Porque todo estaba perdido desde el principio de los tiempos, nunca pudimos extender los dedos y tocarnos. Entonces Horacio pasa noches enteras tratando a las letras de perras negras (alguien más les dijo hormigas, trepando por las paredes en un intento desesperado, el último, porque la tierra no colapse). A veces tenemos las letras, pero ahora, mientras vas descubriendo perplejo que tú tampoco podrías alcanzarme nunca, sé que no tenemos nada.

Acomodo mi oreja sobre tu pecho, escucho la carrera exquisita y esquizoide que debajo de la piel se fragua, y es una injusticia, una afrenta. Me soltaron al mundo con nada y con mi cuerpo, con la imposibilidad de franquear la tela tibia que me cobija las venas, tropezando a cada momento con la telaraña cerrada que te contiene. 

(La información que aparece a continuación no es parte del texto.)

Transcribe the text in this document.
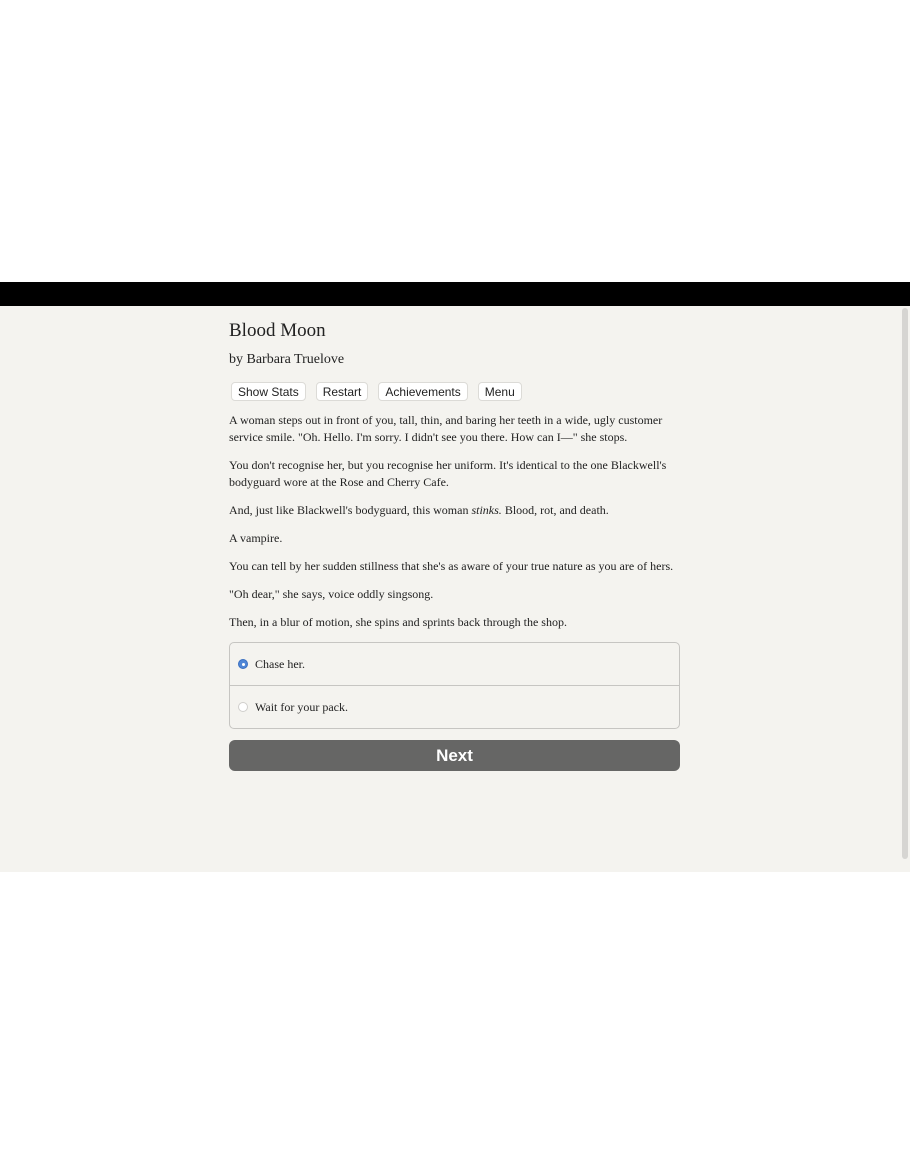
Blood Moon
by Barbara Truelove
Show Stats	Restart	Achievements	Menu

A woman steps out in front of you, tall, thin, and baring her teeth in a wide, ugly customer service smile. "Oh. Hello. I'm sorry. I didn't see you there. How can I—" she stops.

You don't recognise her, but you recognise her uniform. It's identical to the one Blackwell's bodyguard wore at the Rose and Cherry Cafe.

And, just like Blackwell's bodyguard, this woman stinks. Blood, rot, and death.

A vampire.

You can tell by her sudden stillness that she's as aware of your true nature as you are of hers.

"Oh dear," she says, voice oddly singsong.

Then, in a blur of motion, she spins and sprints back through the shop.

Chase her.
Wait for your pack.
Next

Eres ese otro que me exige con urgencia la abolición de las distancias, pero que desnudo, bajo las mismas sábanas, sabe, con mortal certeza, que está allá, al otro lado y no bastan, jamás bastarán, los pactos de sangre, ni los besos, ni esas horas incansables en las que buscamos detrás de unos ojos el rostro del demonio. Abbadón ríe desconsolado por esa búsqueda agónica que lo condenó a él mismo a la vida eterna.
Estaba todo perdido desde el principio de los tiempos, cuando en el conjuro tuvieron mis huesos que quedarse aquí adentro, sin los tuyos. Nunca podremos escuchar el sonido de nuestras tibias chocar. Las luciérnagas lloran.

Todo estaba perdido desde siempre y no fuimos advertidos. Nos abandonaron en esta cárcel de la edad de todos los dolores. En esta inconmensurable lejanía los alfileres de plata se oxidan, las venas se desmoronan, el tiempo es una flecha en llamas que anida en el vientre. «Porque en lo más profundo de la posesión no estás en mí».

Esa era la falta insalvable, huracán mío. Nada más aberrante que un abrazo. Mientras tu cuerpo desnudo va tejiéndose inmenso sobre mi espalda, emerge triunfal y maligna la más profunda orfandad. Me acomodo en una esquina de tu cuello mientras el drama del universo cobra materialidad en esta carne que me constriñe y me confina a los despojos del tiempo. Al final, la única certeza que nos queda es que estamos abandonados en nuestra propia carne, en medio de este cataclismo perpetuo, y que nadie, nunca, podrá traspasarnos la piel para colocar la caricia del último dragón del mundo en un lugar que nos salve de una vez y para siempre del abandono. 

Lo mismo puedo ahora recoger el camisón y meterme en él, que arrojarlo por la ventana.